All cells decorate their surfaces with a variety of sugars and sugar polymers, called oligosaccharides. Carolyn Bertozzi attaches unnatural chemicals to simple sugars and feeds them to cells in order to get these chemicals onto the cell surface as part of the sugary landscape. (Bertozzi lab/UC Berkeley)

Bertozzi believes the highly-selective sugar tagging may result in fewer false-positives than current techniques to mark cells based on their metabolic activity. The researchers are currently developing tags that can be detected through positron emission spectroscopy (PET), single photon emission computed tomography (SPECT), and magnetic resonance imaging (MRI).

"Our hope is that we can use the reaction to target imaging probes to cells as a function of the cells' sugar patterns," Bertozzi says. "Visualizing glycosylation may be another way to look at a tumor."
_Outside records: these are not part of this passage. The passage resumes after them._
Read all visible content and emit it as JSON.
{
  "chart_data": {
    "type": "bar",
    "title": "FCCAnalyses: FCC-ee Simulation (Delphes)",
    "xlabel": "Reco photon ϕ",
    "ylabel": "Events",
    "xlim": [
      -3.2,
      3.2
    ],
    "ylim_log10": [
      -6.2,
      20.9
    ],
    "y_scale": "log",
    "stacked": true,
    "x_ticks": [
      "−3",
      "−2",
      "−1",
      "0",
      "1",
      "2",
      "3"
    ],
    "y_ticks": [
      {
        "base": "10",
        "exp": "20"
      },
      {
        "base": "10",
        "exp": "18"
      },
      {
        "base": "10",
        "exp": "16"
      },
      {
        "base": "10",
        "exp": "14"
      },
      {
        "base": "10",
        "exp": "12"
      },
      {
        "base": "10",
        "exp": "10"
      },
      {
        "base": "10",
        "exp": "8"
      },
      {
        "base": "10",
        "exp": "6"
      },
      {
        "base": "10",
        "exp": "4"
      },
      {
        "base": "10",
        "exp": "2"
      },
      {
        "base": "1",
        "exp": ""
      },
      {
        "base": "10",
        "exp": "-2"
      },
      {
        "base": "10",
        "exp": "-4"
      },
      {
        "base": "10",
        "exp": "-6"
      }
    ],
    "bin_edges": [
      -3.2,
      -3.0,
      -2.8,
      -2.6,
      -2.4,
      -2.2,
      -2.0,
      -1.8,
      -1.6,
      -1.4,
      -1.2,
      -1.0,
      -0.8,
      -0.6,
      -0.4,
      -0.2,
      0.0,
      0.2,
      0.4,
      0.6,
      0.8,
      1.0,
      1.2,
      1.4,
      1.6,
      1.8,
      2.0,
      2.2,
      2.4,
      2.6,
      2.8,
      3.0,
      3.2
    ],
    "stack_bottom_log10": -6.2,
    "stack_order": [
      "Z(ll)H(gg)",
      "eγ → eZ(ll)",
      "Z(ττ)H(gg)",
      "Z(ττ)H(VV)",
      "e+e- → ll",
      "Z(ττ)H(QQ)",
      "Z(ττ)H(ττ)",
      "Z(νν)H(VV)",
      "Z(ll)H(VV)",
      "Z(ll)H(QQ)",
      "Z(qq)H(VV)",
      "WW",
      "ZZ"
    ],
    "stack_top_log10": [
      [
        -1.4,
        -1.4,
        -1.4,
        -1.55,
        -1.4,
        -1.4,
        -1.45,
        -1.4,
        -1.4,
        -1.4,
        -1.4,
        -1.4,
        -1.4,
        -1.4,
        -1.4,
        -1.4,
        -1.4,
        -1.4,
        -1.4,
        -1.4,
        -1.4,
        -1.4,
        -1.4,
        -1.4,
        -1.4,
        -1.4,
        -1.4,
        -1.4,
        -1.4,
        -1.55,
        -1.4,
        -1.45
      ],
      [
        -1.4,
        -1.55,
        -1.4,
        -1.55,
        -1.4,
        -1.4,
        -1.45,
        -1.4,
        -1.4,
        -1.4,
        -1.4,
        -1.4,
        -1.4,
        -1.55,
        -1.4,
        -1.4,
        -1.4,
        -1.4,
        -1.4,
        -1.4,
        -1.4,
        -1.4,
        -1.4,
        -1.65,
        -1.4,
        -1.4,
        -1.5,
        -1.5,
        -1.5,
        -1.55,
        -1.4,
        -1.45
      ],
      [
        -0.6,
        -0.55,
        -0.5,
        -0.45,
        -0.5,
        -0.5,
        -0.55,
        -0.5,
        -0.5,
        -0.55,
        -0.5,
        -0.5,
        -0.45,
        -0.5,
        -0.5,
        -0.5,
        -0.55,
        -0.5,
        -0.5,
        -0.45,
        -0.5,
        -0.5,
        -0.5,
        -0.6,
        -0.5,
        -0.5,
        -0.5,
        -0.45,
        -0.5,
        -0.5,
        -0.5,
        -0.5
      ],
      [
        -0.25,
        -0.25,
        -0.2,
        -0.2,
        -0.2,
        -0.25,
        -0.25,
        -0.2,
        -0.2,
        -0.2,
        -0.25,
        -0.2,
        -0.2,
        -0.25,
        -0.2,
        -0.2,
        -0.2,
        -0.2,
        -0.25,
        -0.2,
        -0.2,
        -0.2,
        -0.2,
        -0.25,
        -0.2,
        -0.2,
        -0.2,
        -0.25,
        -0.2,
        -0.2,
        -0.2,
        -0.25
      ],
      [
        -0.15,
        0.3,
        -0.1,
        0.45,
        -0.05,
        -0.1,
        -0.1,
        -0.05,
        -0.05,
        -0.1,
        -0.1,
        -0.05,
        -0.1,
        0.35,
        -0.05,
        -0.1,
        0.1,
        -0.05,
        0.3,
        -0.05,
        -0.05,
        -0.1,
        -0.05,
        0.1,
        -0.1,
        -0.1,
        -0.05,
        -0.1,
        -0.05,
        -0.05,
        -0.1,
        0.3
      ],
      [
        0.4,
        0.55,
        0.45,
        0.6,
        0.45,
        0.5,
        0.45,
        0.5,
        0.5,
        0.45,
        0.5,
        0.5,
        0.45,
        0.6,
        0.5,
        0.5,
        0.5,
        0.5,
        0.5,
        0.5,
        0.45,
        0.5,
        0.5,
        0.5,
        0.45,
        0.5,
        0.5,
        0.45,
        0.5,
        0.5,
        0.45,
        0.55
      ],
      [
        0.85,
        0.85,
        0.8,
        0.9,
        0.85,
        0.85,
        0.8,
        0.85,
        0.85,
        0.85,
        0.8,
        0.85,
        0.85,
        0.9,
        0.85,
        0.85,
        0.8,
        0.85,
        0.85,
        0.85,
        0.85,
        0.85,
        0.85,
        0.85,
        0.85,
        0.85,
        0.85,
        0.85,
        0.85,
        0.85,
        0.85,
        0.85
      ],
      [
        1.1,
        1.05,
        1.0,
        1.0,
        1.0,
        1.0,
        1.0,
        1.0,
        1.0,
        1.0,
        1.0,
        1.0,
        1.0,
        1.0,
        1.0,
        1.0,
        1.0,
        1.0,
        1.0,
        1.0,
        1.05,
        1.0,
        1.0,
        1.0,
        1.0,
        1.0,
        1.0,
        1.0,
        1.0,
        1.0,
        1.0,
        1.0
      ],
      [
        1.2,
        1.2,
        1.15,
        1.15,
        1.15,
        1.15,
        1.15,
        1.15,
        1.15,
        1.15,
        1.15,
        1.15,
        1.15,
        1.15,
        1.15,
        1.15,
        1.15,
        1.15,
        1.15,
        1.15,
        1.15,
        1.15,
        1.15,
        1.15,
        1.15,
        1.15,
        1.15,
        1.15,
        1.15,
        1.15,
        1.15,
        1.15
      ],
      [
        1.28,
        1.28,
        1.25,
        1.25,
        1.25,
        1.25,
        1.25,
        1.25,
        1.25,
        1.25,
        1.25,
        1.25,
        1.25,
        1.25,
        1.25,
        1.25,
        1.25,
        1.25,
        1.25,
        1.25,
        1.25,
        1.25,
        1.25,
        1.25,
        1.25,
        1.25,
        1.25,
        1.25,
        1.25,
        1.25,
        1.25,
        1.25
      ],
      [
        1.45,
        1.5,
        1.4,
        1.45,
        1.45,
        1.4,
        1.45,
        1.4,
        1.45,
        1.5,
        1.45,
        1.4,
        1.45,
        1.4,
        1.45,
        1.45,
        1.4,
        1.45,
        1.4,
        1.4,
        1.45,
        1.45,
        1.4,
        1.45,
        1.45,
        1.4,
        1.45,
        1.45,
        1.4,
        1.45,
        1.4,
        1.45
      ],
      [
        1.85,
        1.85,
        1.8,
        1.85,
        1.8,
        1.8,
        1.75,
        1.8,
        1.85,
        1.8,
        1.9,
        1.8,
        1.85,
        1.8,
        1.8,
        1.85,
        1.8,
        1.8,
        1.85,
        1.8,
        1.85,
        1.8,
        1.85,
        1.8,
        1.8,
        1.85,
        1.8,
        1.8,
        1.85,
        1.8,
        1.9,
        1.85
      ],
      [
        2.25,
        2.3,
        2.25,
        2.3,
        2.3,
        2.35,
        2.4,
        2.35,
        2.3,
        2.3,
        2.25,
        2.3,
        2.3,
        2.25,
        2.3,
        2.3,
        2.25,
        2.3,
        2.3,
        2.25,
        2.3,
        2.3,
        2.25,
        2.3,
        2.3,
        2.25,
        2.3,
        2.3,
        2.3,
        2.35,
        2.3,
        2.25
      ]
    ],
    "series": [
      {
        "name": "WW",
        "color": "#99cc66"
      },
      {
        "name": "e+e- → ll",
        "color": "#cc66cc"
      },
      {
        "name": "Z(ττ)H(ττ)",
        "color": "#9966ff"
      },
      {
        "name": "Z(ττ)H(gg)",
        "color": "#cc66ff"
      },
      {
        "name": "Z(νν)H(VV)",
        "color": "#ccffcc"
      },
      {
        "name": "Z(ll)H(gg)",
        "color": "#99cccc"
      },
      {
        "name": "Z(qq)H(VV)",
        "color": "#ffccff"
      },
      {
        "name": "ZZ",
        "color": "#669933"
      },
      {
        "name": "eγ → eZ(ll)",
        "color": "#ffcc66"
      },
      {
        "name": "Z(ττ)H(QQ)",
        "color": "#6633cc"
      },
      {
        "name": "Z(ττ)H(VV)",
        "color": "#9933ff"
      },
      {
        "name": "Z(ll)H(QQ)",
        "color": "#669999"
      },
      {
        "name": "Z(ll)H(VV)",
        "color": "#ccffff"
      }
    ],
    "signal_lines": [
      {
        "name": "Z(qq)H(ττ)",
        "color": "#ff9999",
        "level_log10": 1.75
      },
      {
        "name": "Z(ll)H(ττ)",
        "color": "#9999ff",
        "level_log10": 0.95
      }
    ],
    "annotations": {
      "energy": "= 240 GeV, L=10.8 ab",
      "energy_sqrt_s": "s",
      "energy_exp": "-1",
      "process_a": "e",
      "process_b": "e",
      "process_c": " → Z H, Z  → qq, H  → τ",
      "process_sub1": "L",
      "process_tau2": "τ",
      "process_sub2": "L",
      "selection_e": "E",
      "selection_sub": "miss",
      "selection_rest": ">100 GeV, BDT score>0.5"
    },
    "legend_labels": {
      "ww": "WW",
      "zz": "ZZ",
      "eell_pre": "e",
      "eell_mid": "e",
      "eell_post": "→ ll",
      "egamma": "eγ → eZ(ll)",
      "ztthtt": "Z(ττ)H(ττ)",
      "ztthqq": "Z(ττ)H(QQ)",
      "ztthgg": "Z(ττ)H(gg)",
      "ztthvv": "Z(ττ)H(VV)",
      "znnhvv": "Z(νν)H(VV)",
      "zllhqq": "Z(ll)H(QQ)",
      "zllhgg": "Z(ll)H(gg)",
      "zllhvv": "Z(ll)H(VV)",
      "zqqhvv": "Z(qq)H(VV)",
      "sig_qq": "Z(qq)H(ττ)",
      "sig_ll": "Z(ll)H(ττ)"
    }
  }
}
As director of the Biological Nanostructures Facility of the Molecular Foundry at LBNL, Bertozzi is also exploring nanoscale materials with potential as biological probes. For example, the electrical properties of carbon nanotubes — tiny rolled-up crystalline sheets of carbon atoms — are highly sensitive to their environment. Someday, nanotubes might be introduced into the body to monitor the local conditions around a cell and whether it's responding to a particular analyte.

"When used in conjunction with existing imaging techniques, these tools may give us more reliable diagnostic capabilities," Bertozzi says. "It's always good to have options in your arsenal."